Recently, Verizon struck a deal to acquire Yahoo for $4.83 billion. That’s Corporate America for you, they don’t need my money. You know who does? The mom across the street with four kids whose husband is between jobs. The mother whose daughter is in the same dance class with my daughter, and needs money to pay for said classes. My sister-in-law whose earnings from her side wellness business pays for my nephews’ extra-curricular activities.
When I shared this viewpoint with someone, they responded with, “why doesn’t she just get a regular job?” Clearly this misinformed person hasn’t taken a look at daycare rates lately. Besides that, what business is it of anyone else’s but the mother herself, if she chooses to financially contribute to her family in an unconventional way?

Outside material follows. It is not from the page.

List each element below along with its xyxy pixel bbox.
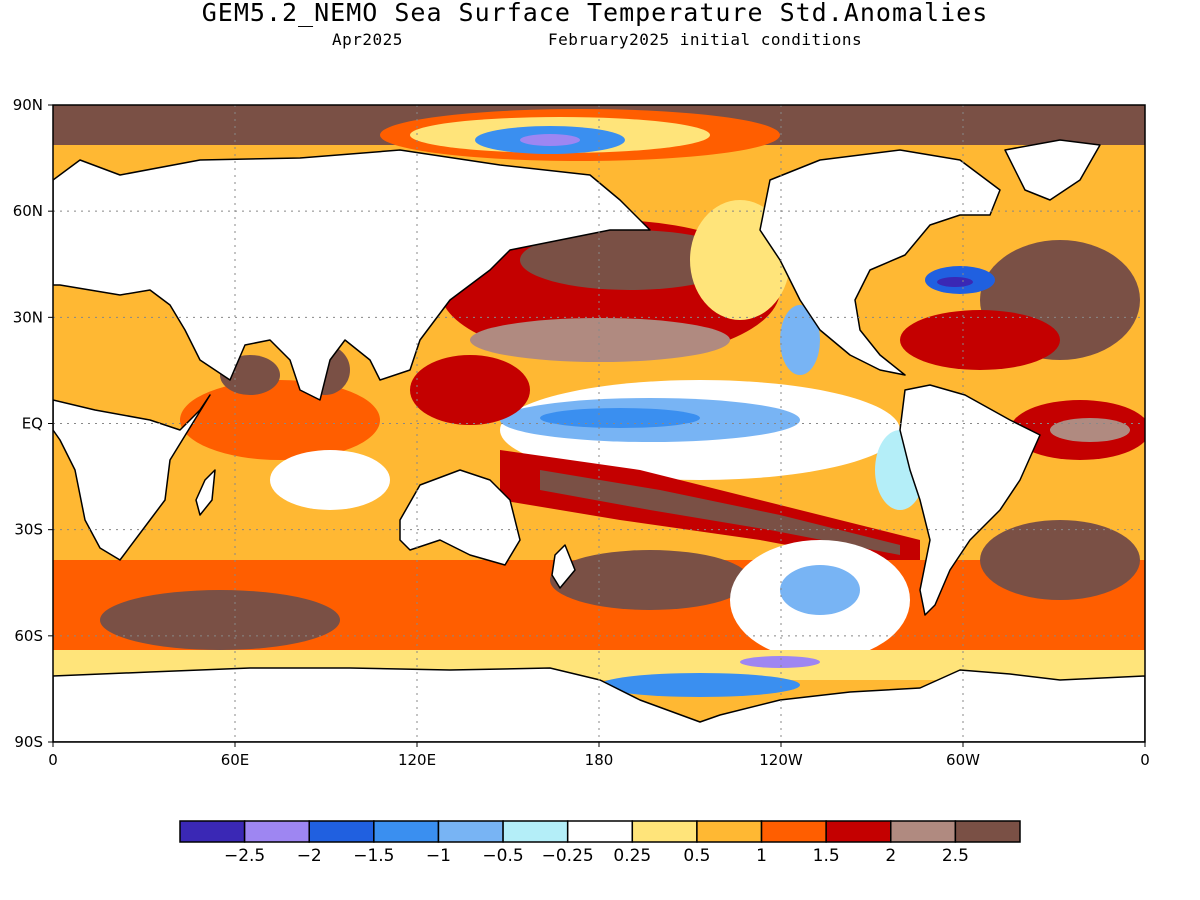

The other complaint I hear from others about my fellow mamas making money through home businesses is that they self-promote through social media too much. My response to that is this: “Are you just as annoyed by television commercials, or email ads?” I find it funny that people don’t realize these women are trying to promote product, just like the big corporations do. The only difference is they don’t have the funds to get an advertising slot with a clever 30-second spot on TV in the prime time hours. I’ve even heard of people ‘unfriending’ or ‘unfollowing’ family and friends simply because they promote their work online. Way to be supportive.
How else are women who are trying to provide for their families in this economy supposed to market themselves? Word of mouth and referrals only gets you so far. Social media can be a beautiful thing for those looking to grow their business. As a writer, I can tell you I would have no audience if it wasn’t for social media. The same can be said for women running home businesses trying to find customers and clients. You may call it annoying, I call it networking.
So before you complain about that invite, or Facebook post coming from a mompreneur, think about where the money is going. Perhaps directly into a grocery shopping fund, dance classes, therapy for a special needs child, or maybe a nice pair of shoes for a mom who totally deserves it. Regardless, consider supporting a mom, instead of complaining about one. We have enough billionaire CEOs in this world, how awesome would it be if you could help a mom make six figures?